Patel has come up with mechanisms to focus her team’s energies on particular use cases to better understand how they consume data, and to supply her end users with the right tools for their particular jobs. To get there, she has worked hard to develop a data-driven culture at eBay, to identify the data decision-makers and how to help them become more productive with the right kinds of data delivered at the right time to the right person.
Let’s look at how she partitions her company of data heavyweights:
- First are the business executives who are looking at top-line health and metrics of their particular units and have relatively simple needs. They want to drill down deeper to particular areas or create operational metrics and get more narrow and focused areas of particular data sets. Let’s say they want to see how weather-caused shipping delays from sellers are impacting their business. These folks need dashboards and portals that are one-stop shops where you can see everything at a glance, post your comments and share your thoughts quickly with your business unit team. Patel and her group created personal pages with a “DataHub” portal called Harmony, that makes sure all of their metrics are current and correct, and where the executives can bookmark particular graphs and share them with others.
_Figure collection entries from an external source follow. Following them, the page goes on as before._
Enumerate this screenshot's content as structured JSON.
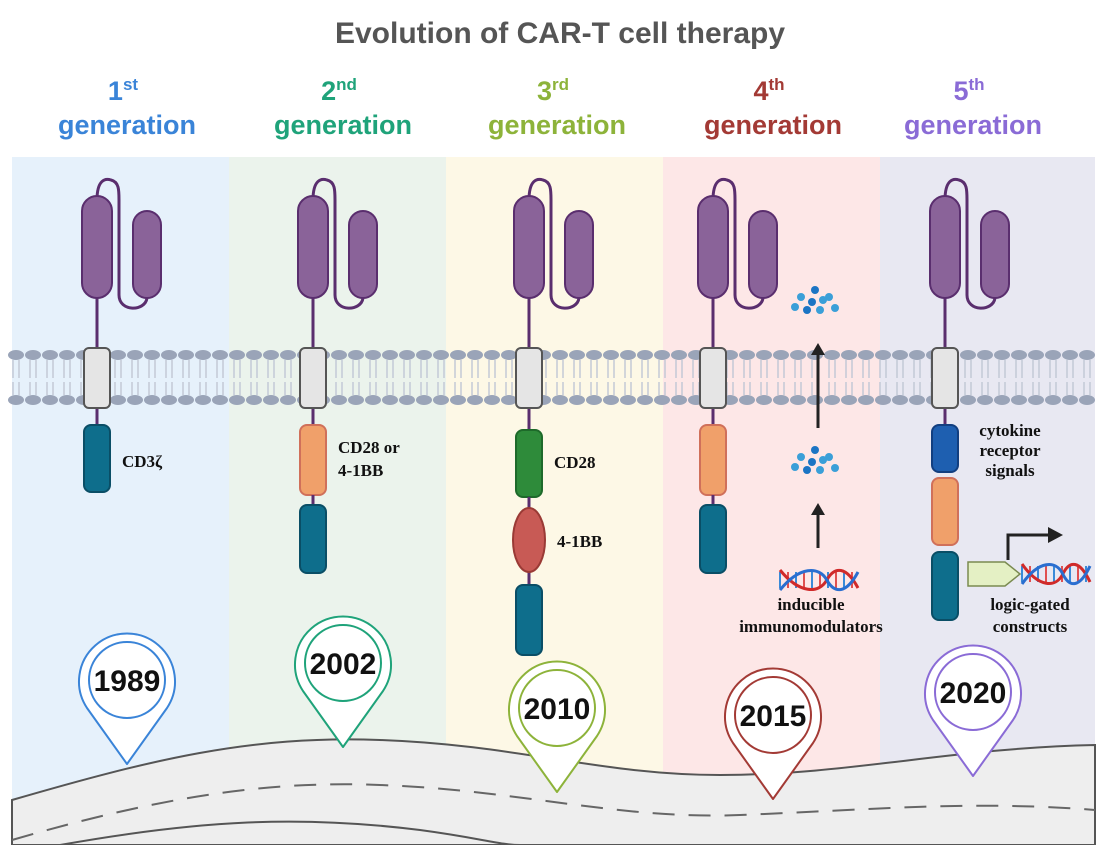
{
  "title": "Evolution of CAR-T cell therapy",
  "generations": [
    {
      "num": "1",
      "sup": "st",
      "word": "generation",
      "color": "#3a84d8",
      "bg": "#e6f1fb",
      "year": "1989",
      "labels": [
        "CD3ζ"
      ]
    },
    {
      "num": "2",
      "sup": "nd",
      "word": "generation",
      "color": "#1fa37a",
      "bg": "#ebf3ec",
      "year": "2002",
      "labels": [
        "CD28 or",
        "4-1BB"
      ]
    },
    {
      "num": "3",
      "sup": "rd",
      "word": "generation",
      "color": "#8db33a",
      "bg": "#fdf8e6",
      "year": "2010",
      "labels": [
        "CD28",
        "4-1BB"
      ]
    },
    {
      "num": "4",
      "sup": "th",
      "word": "generation",
      "color": "#a33a35",
      "bg": "#fde7e7",
      "year": "2015",
      "labels": [
        "inducible",
        "immunomodulators"
      ]
    },
    {
      "num": "5",
      "sup": "th",
      "word": "generation",
      "color": "#8a6bd6",
      "bg": "#e8e8f2",
      "year": "2020",
      "labels": [
        "cytokine",
        "receptor",
        "signals",
        "logic-gated",
        "constructs"
      ]
    }
  ],
  "colors": {
    "receptor": "#8a6399",
    "membrane": "#9aa4b8",
    "cd3z": "#0e6e8c",
    "costim": "#f0a06a",
    "cd28": "#2e8b3a",
    "four1bb": "#c85a55",
    "cytokine": "#1e5fb0"
  }
}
- Second are product managers who are looking to learn more about their customers, and want to do more modeling and find the right algorithms to improve their marketplace experience. “We followed some of our managers around, attended their meetings and tried to understand how they use and don’t use data,” Patel said. Her team came up with what they call the “happy path” or what others have called the “golden path” – the walk that someone takes during their daily job to find the particular dataset and report that will help them do their job and make the best decisions. “Each product team has a slightly different path in how they interact with their data,” she said. “Our search development teams are more technical and data-savvy than the teams who work on eBay Motors, for example.” Her team has to constantly refine their algorithms to make the happy paths more evident and useful and well, happier for this group of users.
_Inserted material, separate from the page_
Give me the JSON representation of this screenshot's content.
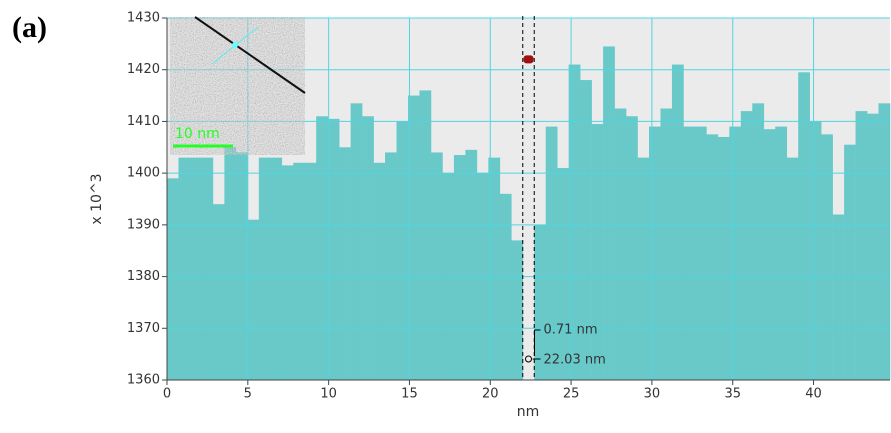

- Third are data researchers and data scientists. These folks want to go deep and understand how everything fits together, and are looking to make new discoveries about particular eBay data patterns. They want more analysis and are constantly creating ad hoc reports. Patel wanted to make this group more self-sufficient so they can concentrate on finding these new data relationships. Her team created better testing strategies, what she called “Test and Learn,” which has a collection of short behavioral tests that can be quickly deployed, as well as more longitudinal tests that can take place over the many days or weeks of a particular auction item on eBay. “We want to fail fast and early,” she said, which is in vogue now but still is something to consider when building the right data access programs. Patel and her team have developed a centralized testing platform to make it easier to track company-wide testing activities and implement best practices.
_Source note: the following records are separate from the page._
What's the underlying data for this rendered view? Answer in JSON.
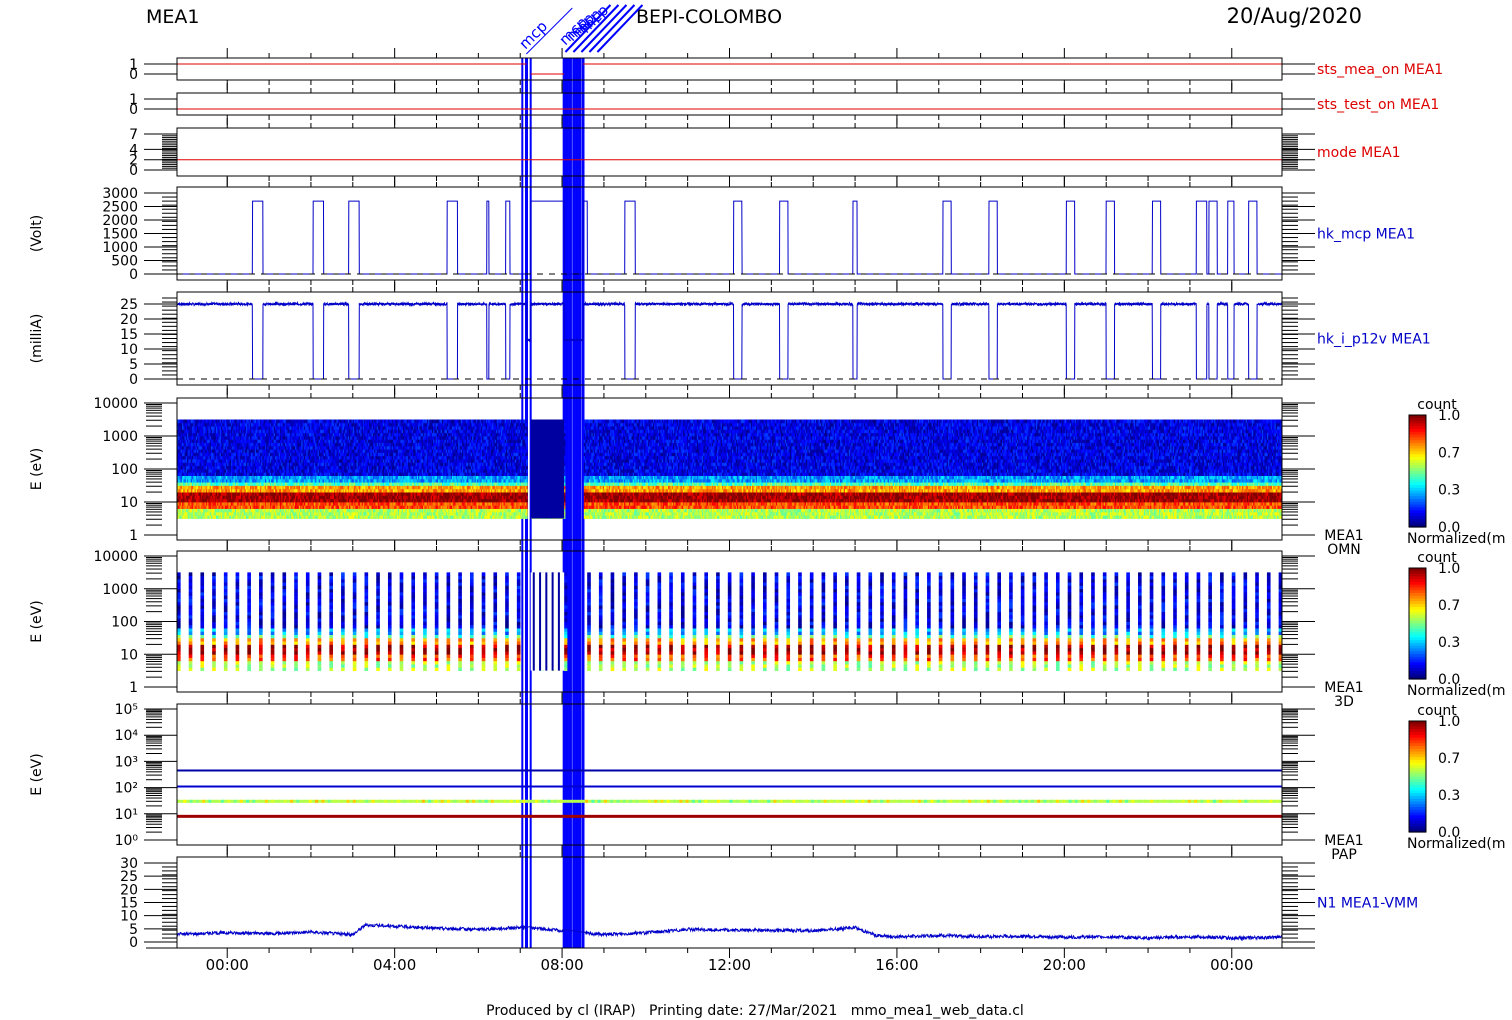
{
  "header": {
    "left": "MEA1",
    "center": "BEPI-COLOMBO",
    "right": "20/Aug/2020",
    "top_labels": [
      "mcp",
      "mcp"
    ]
  },
  "footer": "Produced by cl (IRAP)   Printing date: 27/Mar/2021   mmo_mea1_web_data.cl",
  "colors": {
    "red": "#dd0000",
    "blue": "#0000c8",
    "axis": "#000000",
    "event": "#0000ff"
  },
  "chart_data": {
    "type": "multi-panel time series",
    "time_range_hours": [
      -1.2,
      25.2
    ],
    "time_ticks": [
      {
        "t": 0,
        "label": "00:00"
      },
      {
        "t": 4,
        "label": "04:00"
      },
      {
        "t": 8,
        "label": "08:00"
      },
      {
        "t": 12,
        "label": "12:00"
      },
      {
        "t": 16,
        "label": "16:00"
      },
      {
        "t": 20,
        "label": "20:00"
      },
      {
        "t": 24,
        "label": "00:00"
      }
    ],
    "gap_intervals_hours": [
      [
        7.15,
        7.25
      ],
      [
        8.05,
        8.5
      ]
    ],
    "event_lines_hours": [
      7.05,
      7.15,
      7.25,
      8.05,
      8.12,
      8.2,
      8.28,
      8.35,
      8.42,
      8.5
    ],
    "panels": [
      {
        "name": "sts_mea_on MEA1",
        "color": "red",
        "type": "line",
        "ylim": [
          0,
          1
        ],
        "yticks": [
          {
            "v": 0,
            "label": "0"
          },
          {
            "v": 1,
            "label": "1"
          }
        ],
        "ylabel": "",
        "segments": [
          {
            "t": [
              -1.2,
              7.15
            ],
            "y": 1
          },
          {
            "t": [
              7.25,
              8.05
            ],
            "y": 0
          },
          {
            "t": [
              8.5,
              25.2
            ],
            "y": 1
          }
        ]
      },
      {
        "name": "sts_test_on MEA1",
        "color": "red",
        "type": "line",
        "ylim": [
          0,
          1
        ],
        "yticks": [
          {
            "v": 0,
            "label": "0"
          },
          {
            "v": 1,
            "label": "1"
          }
        ],
        "ylabel": "",
        "segments": [
          {
            "t": [
              -1.2,
              25.2
            ],
            "y": 0
          }
        ]
      },
      {
        "name": "mode MEA1",
        "color": "red",
        "type": "line",
        "ylim": [
          0,
          7
        ],
        "yticks": [
          {
            "v": 0,
            "label": "0"
          },
          {
            "v": 2,
            "label": "2"
          },
          {
            "v": 4,
            "label": "4"
          },
          {
            "v": 7,
            "label": "7"
          }
        ],
        "ylabel": "",
        "segments": [
          {
            "t": [
              -1.2,
              25.2
            ],
            "y": 2
          }
        ]
      },
      {
        "name": "hk_mcp MEA1",
        "color": "blue",
        "type": "pulse",
        "ylim": [
          0,
          3000
        ],
        "yticks": [
          {
            "v": 0,
            "label": "0"
          },
          {
            "v": 500,
            "label": "500"
          },
          {
            "v": 1000,
            "label": "1000"
          },
          {
            "v": 1500,
            "label": "1500"
          },
          {
            "v": 2000,
            "label": "2000"
          },
          {
            "v": 2500,
            "label": "2500"
          },
          {
            "v": 3000,
            "label": "3000"
          }
        ],
        "ylabel": "(Volt)",
        "high": 2700,
        "low": 0,
        "off_intervals": [
          [
            -1.2,
            0.6
          ],
          [
            0.85,
            2.05
          ],
          [
            2.3,
            2.9
          ],
          [
            3.15,
            5.25
          ],
          [
            5.5,
            6.2
          ],
          [
            6.25,
            6.65
          ],
          [
            6.75,
            7.15
          ],
          [
            8.6,
            9.5
          ],
          [
            9.75,
            12.1
          ],
          [
            12.3,
            13.2
          ],
          [
            13.4,
            14.95
          ],
          [
            15.05,
            17.1
          ],
          [
            17.3,
            18.2
          ],
          [
            18.4,
            20.05
          ],
          [
            20.25,
            21
          ],
          [
            21.2,
            22.1
          ],
          [
            22.3,
            23.15
          ],
          [
            23.4,
            23.45
          ],
          [
            23.65,
            23.9
          ],
          [
            24.05,
            24.4
          ],
          [
            24.6,
            25.2
          ]
        ]
      },
      {
        "name": "hk_i_p12v MEA1",
        "color": "blue",
        "type": "pulse",
        "ylim": [
          0,
          27
        ],
        "yticks": [
          {
            "v": 0,
            "label": "0"
          },
          {
            "v": 5,
            "label": "5"
          },
          {
            "v": 10,
            "label": "10"
          },
          {
            "v": 15,
            "label": "15"
          },
          {
            "v": 20,
            "label": "20"
          },
          {
            "v": 25,
            "label": "25"
          }
        ],
        "ylabel": "(milliA)",
        "high": 25,
        "low": 0,
        "gap_value": 13,
        "off_intervals": [
          [
            0.6,
            0.85
          ],
          [
            2.05,
            2.3
          ],
          [
            2.9,
            3.15
          ],
          [
            5.25,
            5.5
          ],
          [
            6.2,
            6.25
          ],
          [
            6.65,
            6.75
          ],
          [
            9.5,
            9.75
          ],
          [
            12.1,
            12.3
          ],
          [
            13.2,
            13.4
          ],
          [
            14.95,
            15.05
          ],
          [
            17.1,
            17.3
          ],
          [
            18.2,
            18.4
          ],
          [
            20.05,
            20.25
          ],
          [
            21,
            21.2
          ],
          [
            22.1,
            22.3
          ],
          [
            23.15,
            23.4
          ],
          [
            23.45,
            23.65
          ],
          [
            23.9,
            24.05
          ],
          [
            24.4,
            24.6
          ]
        ]
      },
      {
        "name": "MEA1 OMN",
        "type": "spectrogram",
        "ylabel": "E (eV)",
        "ylim_log": [
          0,
          4
        ],
        "yticks": [
          {
            "v": 0,
            "label": "1"
          },
          {
            "v": 1,
            "label": "10"
          },
          {
            "v": 2,
            "label": "100"
          },
          {
            "v": 3,
            "label": "1000"
          },
          {
            "v": 4,
            "label": "10000"
          }
        ],
        "colorbar": {
          "title": "count",
          "ticks": [
            "0.0",
            "0.3",
            "0.7",
            "1.0"
          ],
          "label": "Normalized(m"
        }
      },
      {
        "name": "MEA1 3D",
        "type": "spectrogram",
        "ylabel": "E (eV)",
        "ylim_log": [
          0,
          4
        ],
        "yticks": [
          {
            "v": 0,
            "label": "1"
          },
          {
            "v": 1,
            "label": "10"
          },
          {
            "v": 2,
            "label": "100"
          },
          {
            "v": 3,
            "label": "1000"
          },
          {
            "v": 4,
            "label": "10000"
          }
        ],
        "colorbar": {
          "title": "count",
          "ticks": [
            "0.0",
            "0.3",
            "0.7",
            "1.0"
          ],
          "label": "Normalized(m"
        }
      },
      {
        "name": "MEA1 PAP",
        "type": "spectrogram",
        "ylabel": "E (eV)",
        "ylim_log": [
          0,
          5
        ],
        "yticks": [
          {
            "v": 0,
            "label": "10⁰"
          },
          {
            "v": 1,
            "label": "10¹"
          },
          {
            "v": 2,
            "label": "10²"
          },
          {
            "v": 3,
            "label": "10³"
          },
          {
            "v": 4,
            "label": "10⁴"
          },
          {
            "v": 5,
            "label": "10⁵"
          }
        ],
        "colorbar": {
          "title": "count",
          "ticks": [
            "0.0",
            "0.3",
            "0.7",
            "1.0"
          ],
          "label": "Normalized(m"
        }
      },
      {
        "name": "N1 MEA1-VMM",
        "color": "blue",
        "type": "line",
        "ylim": [
          0,
          30
        ],
        "yticks": [
          {
            "v": 0,
            "label": "0"
          },
          {
            "v": 5,
            "label": "5"
          },
          {
            "v": 10,
            "label": "10"
          },
          {
            "v": 15,
            "label": "15"
          },
          {
            "v": 20,
            "label": "20"
          },
          {
            "v": 25,
            "label": "25"
          },
          {
            "v": 30,
            "label": "30"
          }
        ],
        "ylabel": "",
        "profile": [
          [
            -1.2,
            3
          ],
          [
            0,
            3.5
          ],
          [
            1,
            3.2
          ],
          [
            2,
            3.8
          ],
          [
            3,
            2.8
          ],
          [
            3.3,
            6.5
          ],
          [
            4,
            6
          ],
          [
            5,
            5.2
          ],
          [
            6,
            4.8
          ],
          [
            7,
            5.5
          ],
          [
            7.15,
            5.5
          ],
          [
            8.5,
            3.5
          ],
          [
            9,
            2.8
          ],
          [
            10,
            3.5
          ],
          [
            11,
            4.8
          ],
          [
            12,
            4.5
          ],
          [
            13,
            4.5
          ],
          [
            14,
            4.2
          ],
          [
            15,
            5.5
          ],
          [
            15.5,
            2.5
          ],
          [
            16,
            2
          ],
          [
            17,
            2.5
          ],
          [
            18,
            2
          ],
          [
            19,
            2.2
          ],
          [
            20,
            1.8
          ],
          [
            21,
            2
          ],
          [
            22,
            1.5
          ],
          [
            23,
            2
          ],
          [
            24,
            1.5
          ],
          [
            25.2,
            1.8
          ]
        ]
      }
    ]
  }
}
- Next is your product and engineering teams. They do prototypes of new services and want to measure their results. These teams are creating their own analytics and constantly changing their metrics using methods that aren’t yet in production. For this group, Patel made it easier for anyone to create a “virtual data mart” which can be setup within a few minutes, so that each engineer can build their own apps and create specific views pertinent to their own needs. (A sample screen is shown above.)
eBay has three different enterprise data efforts to help support all of these different kinds of data users. They have a traditional data warehouse on Teradata, three of them in fact. They have a fourth warehouse which is semi-structured and called “singularity” that has more behavioral data for example. Finally, they use Hadoop for unstructured Java and C programs to access. The sizes of these things is staggering: Each of the traditional data warehouses is 8 TB and the other two are 42 and 50 PB respectively.
As you can see, the eBay data landscape is a rich and complex one with a lot of different moving parts and specific large-scale implementations that meet a wide variety of needs. I liked the way that Patel is viewing her data universe, and having these different personae is a great way to set her team’s focus on what kinds of data products they need to deliver for each particular group of users. You may want to try her exercise and see if it works for you, too.